Week 3 Flashcards
Lecture 2 (14 cards)
What’s the planning process?
Audit Risk > Audit Strategy > Audit Plan > Design Audit Procedures
What’s Audit Risk?
The risk that the auditor issues an incorrect audit opinion.
What’s the objective of an Auditor
Identify and assess the risk of material misstatement through understanding:
- Entity + environment
- Entity’s internal control
What’s misstatement?
In short, an error.
A difference between what’s reported in the financial statements item compared with financial reporting framework.
What’s materiality
When something (misstatements/omissions) can influence the economic decisions of users.
Name 2 things to consider to understand an entity’s high risk areas
- Industry and vulnerabilities
- Business type (product/location)
- Government or law regulations
- Recent financial performance
- Internal controls/accounting systems
What’s an internal control?
Procedures that an entity has in order to prevent fraud and protect assets.
What does it mean when a business has good internal controls?
Less chance of a risk.
What’s inherent risk?
The risk that there are errors regardless of internal controls.
eg: nature of industry or complex accounting
What’s control risk?
Risk that a client’s internal controls will fail to prevent or detect material errors or frauds.
What’s detection risk?
The risk that audit procedures fail to detect a material misstatement.

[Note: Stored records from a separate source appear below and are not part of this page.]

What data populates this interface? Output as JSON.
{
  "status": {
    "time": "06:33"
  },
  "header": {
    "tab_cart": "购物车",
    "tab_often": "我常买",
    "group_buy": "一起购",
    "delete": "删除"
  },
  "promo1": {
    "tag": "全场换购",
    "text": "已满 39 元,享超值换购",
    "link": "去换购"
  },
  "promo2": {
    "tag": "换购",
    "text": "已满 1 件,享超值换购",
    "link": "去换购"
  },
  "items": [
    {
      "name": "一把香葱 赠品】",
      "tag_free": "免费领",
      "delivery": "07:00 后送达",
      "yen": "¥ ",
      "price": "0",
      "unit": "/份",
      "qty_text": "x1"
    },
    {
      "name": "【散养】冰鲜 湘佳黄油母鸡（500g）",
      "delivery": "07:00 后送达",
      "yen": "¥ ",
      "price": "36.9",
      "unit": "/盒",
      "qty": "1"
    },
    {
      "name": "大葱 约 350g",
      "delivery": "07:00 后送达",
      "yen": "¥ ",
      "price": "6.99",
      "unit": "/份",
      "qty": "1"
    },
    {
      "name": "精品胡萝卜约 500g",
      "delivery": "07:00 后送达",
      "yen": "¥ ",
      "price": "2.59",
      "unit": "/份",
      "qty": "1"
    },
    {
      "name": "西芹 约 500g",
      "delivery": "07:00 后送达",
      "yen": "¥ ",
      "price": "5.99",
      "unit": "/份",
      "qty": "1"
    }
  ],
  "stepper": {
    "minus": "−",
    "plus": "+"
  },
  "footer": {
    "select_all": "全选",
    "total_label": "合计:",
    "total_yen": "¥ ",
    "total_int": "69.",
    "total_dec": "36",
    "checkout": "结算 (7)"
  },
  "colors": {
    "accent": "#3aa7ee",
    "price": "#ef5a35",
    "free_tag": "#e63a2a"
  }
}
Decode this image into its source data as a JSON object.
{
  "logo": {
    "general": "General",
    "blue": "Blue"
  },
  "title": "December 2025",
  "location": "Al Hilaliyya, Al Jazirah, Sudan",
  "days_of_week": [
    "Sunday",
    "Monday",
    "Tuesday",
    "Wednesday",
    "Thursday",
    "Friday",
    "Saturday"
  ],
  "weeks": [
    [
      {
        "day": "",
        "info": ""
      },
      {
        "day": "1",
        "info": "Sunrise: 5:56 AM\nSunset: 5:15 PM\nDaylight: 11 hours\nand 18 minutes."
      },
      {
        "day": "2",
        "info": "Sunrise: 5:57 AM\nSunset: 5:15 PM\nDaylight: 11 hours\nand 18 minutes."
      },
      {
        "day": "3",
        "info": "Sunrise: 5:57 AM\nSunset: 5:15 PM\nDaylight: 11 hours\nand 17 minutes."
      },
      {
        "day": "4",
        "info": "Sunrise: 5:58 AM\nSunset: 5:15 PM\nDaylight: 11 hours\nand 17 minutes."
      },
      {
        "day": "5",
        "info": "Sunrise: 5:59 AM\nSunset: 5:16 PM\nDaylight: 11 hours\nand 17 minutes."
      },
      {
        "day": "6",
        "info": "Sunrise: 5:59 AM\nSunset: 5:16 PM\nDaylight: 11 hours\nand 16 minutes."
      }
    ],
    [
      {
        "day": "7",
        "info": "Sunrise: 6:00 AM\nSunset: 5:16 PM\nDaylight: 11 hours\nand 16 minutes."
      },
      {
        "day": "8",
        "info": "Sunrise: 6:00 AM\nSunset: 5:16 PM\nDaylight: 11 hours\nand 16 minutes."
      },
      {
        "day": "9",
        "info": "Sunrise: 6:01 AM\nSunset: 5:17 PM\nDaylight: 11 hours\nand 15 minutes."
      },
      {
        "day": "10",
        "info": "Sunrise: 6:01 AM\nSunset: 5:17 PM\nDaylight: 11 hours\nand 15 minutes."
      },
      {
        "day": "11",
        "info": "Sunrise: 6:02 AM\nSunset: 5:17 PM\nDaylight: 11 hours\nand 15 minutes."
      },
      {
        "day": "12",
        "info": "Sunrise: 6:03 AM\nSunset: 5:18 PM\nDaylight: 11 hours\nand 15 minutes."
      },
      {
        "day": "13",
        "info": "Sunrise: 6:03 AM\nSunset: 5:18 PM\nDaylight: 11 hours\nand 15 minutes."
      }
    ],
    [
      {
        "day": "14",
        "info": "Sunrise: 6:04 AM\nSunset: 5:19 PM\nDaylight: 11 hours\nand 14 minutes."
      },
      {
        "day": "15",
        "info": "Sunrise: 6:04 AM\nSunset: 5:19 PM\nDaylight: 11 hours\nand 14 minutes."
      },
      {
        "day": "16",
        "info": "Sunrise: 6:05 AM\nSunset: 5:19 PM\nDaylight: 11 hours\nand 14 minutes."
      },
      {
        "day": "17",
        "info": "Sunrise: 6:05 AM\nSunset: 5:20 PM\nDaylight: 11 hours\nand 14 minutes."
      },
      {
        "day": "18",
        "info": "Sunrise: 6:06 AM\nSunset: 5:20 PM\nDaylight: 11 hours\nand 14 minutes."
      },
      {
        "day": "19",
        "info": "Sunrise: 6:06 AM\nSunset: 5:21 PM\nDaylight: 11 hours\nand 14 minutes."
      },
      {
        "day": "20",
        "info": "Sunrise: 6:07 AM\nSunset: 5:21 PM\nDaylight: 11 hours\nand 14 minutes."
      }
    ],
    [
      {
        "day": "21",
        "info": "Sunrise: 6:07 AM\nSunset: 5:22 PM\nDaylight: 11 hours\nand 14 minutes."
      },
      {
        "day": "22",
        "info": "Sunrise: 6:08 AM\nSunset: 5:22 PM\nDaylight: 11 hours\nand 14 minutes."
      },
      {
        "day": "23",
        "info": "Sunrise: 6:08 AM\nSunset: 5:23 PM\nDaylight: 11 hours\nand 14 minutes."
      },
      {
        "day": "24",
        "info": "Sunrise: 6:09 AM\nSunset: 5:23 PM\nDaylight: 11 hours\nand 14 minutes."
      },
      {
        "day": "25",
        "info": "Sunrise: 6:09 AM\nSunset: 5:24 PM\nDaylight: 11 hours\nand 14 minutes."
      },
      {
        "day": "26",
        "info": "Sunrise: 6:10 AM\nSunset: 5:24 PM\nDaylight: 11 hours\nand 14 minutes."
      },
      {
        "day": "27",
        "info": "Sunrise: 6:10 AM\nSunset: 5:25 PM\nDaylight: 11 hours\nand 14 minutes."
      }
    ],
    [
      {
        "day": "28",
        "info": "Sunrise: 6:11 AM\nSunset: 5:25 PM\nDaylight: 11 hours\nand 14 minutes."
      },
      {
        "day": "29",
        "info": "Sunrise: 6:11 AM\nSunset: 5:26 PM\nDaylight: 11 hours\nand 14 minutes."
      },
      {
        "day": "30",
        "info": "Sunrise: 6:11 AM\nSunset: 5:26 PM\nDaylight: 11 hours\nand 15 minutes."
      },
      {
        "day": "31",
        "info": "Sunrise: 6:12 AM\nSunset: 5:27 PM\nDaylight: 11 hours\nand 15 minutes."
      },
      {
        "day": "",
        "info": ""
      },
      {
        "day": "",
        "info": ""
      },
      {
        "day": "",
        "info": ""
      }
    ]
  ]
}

2 things to do to alter detection risk
- Have a more experienced audit team
- More intensive review process
- Larger sample size
- Change audit procedures
- Do more detail substantive testing than analytical
- Increase professional scepticism of audit team members
What’s professional scepticism?
An attitude that includes a questioning mind, being alert to conditions which may indicate possible misstatement due to error or fraud, and a critical assessment of evidence.